The company has one drilling rig in South Texas now. It drilled four wells in Webb County in the first quarter and one in McMullen County.http://fuelfix.com/blog/2015/05/08/swift-details-how-costs-are-dropping-in-the-eagle-ford/
Seemingly, the industry is adapting well to the change in the commodity price environment. However, a word of caution is in order.
The breakeven price is highly sensitive to the discount rate and "cost overburdens" included in the calculation.
A case can be made that a higher discount rate should be used in the current environment as capital is scarce and more expensive. Cost overburdens per well have also increased as activity contracted.
- To illustrate, consider a company that in 2014 ran 20 rigs and spent $1.6 billion in capex, with G&A expenses of $160 million.
- Let's assume that the same company is now running 5 rigs, with a capex run-rate of $300 million, G&A expense of $140 million and restructuring charges of $60 million.
- The math shows that the company's direct cost per well has dropped by 25%.
- However, if one were to include the G&A overburden in the calculation, the well cost would be unchanged. If one were to also include the restructuring charges, the calculation would show that the cost per well has gone up by ~14%.
- In this specific illustration, the improvement in drilling returns, if any, would be from eliminating less promising drilling locations from the drilling plan.

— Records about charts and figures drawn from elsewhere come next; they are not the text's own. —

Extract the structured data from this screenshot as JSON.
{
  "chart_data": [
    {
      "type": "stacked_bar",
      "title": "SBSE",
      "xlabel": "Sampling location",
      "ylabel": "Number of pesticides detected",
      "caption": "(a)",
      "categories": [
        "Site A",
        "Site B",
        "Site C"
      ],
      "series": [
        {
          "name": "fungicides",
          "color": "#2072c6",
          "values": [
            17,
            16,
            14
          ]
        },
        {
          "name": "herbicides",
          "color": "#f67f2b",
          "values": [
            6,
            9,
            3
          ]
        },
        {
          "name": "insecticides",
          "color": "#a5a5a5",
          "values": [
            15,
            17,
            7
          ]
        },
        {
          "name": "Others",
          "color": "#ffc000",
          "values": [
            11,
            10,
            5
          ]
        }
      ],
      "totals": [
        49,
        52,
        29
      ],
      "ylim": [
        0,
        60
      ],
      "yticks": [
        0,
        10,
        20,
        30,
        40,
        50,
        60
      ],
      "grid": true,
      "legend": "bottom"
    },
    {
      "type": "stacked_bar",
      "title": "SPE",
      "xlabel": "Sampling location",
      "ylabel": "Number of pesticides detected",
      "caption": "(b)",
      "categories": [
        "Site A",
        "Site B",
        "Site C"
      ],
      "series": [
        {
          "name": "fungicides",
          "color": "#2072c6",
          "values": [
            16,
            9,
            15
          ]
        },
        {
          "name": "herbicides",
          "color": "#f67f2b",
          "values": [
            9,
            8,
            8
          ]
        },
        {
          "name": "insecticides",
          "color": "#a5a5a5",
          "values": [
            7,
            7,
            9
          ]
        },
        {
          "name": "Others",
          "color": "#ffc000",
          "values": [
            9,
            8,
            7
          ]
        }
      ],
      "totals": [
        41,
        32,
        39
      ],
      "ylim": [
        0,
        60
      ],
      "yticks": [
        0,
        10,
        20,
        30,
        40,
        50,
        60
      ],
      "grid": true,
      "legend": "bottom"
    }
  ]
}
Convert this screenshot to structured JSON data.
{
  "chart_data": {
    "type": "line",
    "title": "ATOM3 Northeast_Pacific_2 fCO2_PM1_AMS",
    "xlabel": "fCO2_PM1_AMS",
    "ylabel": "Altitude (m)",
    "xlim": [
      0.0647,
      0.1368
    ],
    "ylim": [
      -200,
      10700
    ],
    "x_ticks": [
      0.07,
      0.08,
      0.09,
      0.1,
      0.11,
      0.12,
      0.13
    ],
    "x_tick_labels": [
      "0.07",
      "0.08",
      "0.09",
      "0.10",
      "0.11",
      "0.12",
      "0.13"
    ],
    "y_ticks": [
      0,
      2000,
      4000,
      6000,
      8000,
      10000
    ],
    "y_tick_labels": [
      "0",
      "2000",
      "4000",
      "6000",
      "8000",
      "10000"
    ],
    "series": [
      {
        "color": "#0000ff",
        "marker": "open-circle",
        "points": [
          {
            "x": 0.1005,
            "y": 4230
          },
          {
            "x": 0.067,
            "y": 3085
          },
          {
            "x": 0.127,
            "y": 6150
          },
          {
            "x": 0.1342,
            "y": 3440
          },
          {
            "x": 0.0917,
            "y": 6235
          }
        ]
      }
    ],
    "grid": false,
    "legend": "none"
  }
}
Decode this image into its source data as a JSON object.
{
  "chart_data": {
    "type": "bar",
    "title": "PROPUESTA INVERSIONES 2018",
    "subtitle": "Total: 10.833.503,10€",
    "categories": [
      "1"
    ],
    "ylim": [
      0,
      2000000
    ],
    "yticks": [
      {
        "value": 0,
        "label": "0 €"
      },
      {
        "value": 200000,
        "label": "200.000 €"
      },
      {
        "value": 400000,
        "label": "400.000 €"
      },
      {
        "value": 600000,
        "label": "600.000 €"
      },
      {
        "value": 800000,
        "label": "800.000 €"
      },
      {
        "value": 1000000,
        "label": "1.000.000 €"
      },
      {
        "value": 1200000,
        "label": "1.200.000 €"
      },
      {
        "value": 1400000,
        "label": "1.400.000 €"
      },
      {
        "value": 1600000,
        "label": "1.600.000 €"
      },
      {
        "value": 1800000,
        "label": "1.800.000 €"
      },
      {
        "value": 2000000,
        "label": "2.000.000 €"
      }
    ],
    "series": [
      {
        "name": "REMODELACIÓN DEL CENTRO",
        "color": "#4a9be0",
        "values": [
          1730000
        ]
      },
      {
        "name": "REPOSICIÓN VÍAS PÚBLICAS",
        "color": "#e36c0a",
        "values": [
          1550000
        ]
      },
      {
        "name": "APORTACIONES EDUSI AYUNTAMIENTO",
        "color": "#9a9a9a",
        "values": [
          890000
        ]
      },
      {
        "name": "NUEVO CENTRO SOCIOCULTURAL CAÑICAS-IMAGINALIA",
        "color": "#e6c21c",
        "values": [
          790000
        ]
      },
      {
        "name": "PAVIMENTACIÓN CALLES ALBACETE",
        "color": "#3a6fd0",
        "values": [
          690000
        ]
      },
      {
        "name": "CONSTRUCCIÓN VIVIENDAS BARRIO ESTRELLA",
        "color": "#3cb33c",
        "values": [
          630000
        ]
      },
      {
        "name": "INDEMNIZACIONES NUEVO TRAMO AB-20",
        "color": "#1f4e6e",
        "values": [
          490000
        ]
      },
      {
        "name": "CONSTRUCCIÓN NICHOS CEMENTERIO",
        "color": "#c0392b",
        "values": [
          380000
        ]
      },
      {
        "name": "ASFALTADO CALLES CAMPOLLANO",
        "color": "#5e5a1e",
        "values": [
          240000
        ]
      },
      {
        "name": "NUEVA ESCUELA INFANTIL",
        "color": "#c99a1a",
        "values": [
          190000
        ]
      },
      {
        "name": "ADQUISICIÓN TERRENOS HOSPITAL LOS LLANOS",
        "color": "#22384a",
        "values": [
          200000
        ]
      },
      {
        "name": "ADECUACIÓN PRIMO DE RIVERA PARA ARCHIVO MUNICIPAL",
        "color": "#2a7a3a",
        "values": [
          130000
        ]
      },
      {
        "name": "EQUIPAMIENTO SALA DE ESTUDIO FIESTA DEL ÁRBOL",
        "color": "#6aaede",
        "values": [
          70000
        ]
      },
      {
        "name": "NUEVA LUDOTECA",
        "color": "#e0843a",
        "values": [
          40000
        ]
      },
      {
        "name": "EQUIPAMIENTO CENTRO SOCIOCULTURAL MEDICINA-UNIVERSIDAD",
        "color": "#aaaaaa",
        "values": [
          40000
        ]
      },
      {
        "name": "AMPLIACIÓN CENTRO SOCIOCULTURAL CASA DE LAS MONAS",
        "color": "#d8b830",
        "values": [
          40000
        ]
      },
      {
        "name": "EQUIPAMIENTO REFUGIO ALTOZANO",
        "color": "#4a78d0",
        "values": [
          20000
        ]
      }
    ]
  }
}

Moreover, the improvement would be offset in part by the increase in the cost of capital.
The above example illustrates that while it may appear that well economics have improved dramatically relative to a year ago, the comparison is not always "apples to apples":
- The wells being compared are not the same;
- Cost of capital is not the same;
- Vendor cost reductions are very significant but reflect a different point in the cycle and may not be sustainable; and
- Cost savings at the well level are diminished by higher non-D&C costs per well.